Bollywood Hungama rated the film 3 stars out of 5 and wrote, "Govinda Naam Mera rests on a far-fetched and illogical second half. But thanks to the performances, fast-paced narrative and some unexpected comic and thrilling moments, it turns out to be a watchable film". Taru B Masand of Times Now gave 3 stars out of 5 and wrote, "It is a family entertainer and a perfect pick for a movie night. Despite the slow build-up, the film emerges as a winner with its comic timings, a cameo by Ranbir Kapoor, brilliant climax, and just a perfect cast". Prateek Sur of Outlook rated the film 3 stars out of 5 and wrote, "Govinda Naam Mera saves itself with a killer climax. While some of the twists you figure out along the way, a few of those twists when they come in the climax, you're really left with a feeling of immense satisfaction". Parina Taneja of India TV rated the film 2.5 stars out of 5 and wrote, "Govinda Naam Mera, starring Vicky Kaushal, Kiara Advani and Bhumi Pednekar, is not just about comedy but is loaded with many twists and turns which makes it a quirky thriller".

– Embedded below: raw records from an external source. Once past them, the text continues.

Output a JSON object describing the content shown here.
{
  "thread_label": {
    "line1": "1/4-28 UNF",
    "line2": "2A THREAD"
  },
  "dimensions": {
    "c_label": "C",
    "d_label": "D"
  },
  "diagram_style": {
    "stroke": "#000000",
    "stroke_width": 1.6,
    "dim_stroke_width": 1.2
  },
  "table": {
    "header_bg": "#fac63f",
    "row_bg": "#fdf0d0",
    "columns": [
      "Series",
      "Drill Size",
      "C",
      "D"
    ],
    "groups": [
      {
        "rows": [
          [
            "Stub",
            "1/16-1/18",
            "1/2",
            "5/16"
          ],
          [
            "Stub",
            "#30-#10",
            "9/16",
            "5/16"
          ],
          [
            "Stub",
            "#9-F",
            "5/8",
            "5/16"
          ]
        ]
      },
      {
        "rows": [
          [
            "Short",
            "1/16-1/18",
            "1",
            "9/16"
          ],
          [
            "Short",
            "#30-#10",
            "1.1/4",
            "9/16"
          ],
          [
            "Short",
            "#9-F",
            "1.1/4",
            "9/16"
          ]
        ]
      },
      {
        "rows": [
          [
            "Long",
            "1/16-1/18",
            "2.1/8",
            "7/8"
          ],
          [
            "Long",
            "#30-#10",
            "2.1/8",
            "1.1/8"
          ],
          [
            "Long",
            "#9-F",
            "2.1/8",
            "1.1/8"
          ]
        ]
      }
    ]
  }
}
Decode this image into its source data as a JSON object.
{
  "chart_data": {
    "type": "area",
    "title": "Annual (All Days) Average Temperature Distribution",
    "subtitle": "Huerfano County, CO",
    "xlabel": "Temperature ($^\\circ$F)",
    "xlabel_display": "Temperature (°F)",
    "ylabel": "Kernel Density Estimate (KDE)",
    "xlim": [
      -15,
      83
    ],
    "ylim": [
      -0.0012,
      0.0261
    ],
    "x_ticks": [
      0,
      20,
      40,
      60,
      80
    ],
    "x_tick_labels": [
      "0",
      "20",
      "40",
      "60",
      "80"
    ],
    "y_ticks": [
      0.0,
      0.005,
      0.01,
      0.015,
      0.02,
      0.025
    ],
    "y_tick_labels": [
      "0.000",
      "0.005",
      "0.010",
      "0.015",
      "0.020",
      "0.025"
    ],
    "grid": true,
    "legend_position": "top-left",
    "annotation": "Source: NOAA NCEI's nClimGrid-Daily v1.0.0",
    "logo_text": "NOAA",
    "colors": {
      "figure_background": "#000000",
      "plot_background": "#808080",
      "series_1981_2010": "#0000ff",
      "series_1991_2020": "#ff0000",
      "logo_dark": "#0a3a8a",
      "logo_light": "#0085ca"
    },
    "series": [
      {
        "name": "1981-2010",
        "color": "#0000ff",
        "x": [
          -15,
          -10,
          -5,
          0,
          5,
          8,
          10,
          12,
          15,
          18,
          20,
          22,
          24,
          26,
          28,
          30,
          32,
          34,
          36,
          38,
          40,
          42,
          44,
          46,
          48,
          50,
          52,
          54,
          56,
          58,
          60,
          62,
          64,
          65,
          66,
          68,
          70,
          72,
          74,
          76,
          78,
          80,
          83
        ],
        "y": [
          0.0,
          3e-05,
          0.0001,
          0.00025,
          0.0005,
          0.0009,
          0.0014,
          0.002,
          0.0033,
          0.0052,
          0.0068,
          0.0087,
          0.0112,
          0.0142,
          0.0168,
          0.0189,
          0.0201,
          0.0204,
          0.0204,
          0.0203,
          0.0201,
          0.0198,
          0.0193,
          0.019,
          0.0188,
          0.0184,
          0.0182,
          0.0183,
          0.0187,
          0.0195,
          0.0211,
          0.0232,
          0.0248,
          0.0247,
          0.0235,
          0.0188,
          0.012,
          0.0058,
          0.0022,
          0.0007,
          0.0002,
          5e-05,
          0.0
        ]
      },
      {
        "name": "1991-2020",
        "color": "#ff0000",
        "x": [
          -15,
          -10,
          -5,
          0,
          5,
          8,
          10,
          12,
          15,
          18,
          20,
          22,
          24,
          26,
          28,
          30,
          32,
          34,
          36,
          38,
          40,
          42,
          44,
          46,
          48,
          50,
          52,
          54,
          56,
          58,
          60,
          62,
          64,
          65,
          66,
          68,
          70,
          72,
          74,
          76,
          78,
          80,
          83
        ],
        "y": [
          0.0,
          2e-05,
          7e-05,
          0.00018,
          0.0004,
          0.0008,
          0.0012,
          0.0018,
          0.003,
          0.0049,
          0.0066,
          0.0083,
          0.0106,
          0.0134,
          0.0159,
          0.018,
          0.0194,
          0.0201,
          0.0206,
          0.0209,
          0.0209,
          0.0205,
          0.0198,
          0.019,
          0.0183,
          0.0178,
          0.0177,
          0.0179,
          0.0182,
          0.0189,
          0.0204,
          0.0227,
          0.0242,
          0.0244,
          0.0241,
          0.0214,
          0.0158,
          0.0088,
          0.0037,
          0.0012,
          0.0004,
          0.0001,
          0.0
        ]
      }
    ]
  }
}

Shubham Kulkarni of Koimoi rated the film 3 out of 5 stars and wrote, "Govinda Naam Mera is surprisingly a very smart movie that draws the blueprint of the past but also realises the time it is made in. Kaushal is so effortlessly blends in this setup and believes in Govinda Waghmare, Advani is growing immensely she impresses in whatever she is given and you are invested in what part she has in the story rather than being a glamo [sic] girlfriend, Pednekar is fun to watch but hope there was more screentime of her because she manages to turn heads even with the limited space. Rest everyone including Shahane, Wagh, Khamkar and Shetty are amazing to watch". Rohit Bhatnagar of The Free Press Journal rated the film 3 out of 5 stars and wrote "Govinda Naam Mera is a trippy laugh riot with a surprising events, but still a one-time watch. Vicky succeeds but somewhere he falls too. His ‘taporigiri’ act looks pushy in a few scenes. Kiara is watchable and reminds one of Karisma Kapoor from David Dhawan films in the 1990s. Bhumi, has less screen time, does her job well and earns brownie points simply because she is a Maharashtrian originally. Shahane is a treat to watch, Wagh and Khamkar play their respective parts with sincerity. Ranbir Kapoor's cameo just lights up the whole canvas".

Himesh Mankad of Pinkvilla rated the film 2 out of 5 stars and wrote "Govinda Naam Mera rides on a rather flat narrative where nothing really comes together apart from the final 20 minutes, Kaushal’s does well to play his part of Govinda, Advani delivers in a big way and certainly stands out from the rest with her act in the film. Pednekar does well as a dominating wife, but the character doesn’t have enough shades". Tushar Joshi of India Today rated the film 2 out of 5 stars and wrote "Govinda Naam Mera is a letdown. The experience in the first half, is messy however second half, especially the climax and the last one hour, are the best parts of the film. Kaushal aces in every scene, giving it his all. Be it the comic or the romantic moments, he gives this film his all as Govinda Waghmare, Bhumi’s scenes with Vicky in the first half are a major highlight, Advani has a few scenes where she shines, but overall she’s reduced to playing the pretty girl in distress. Kapoor's cameo that momentarily lifts the vibe of the film".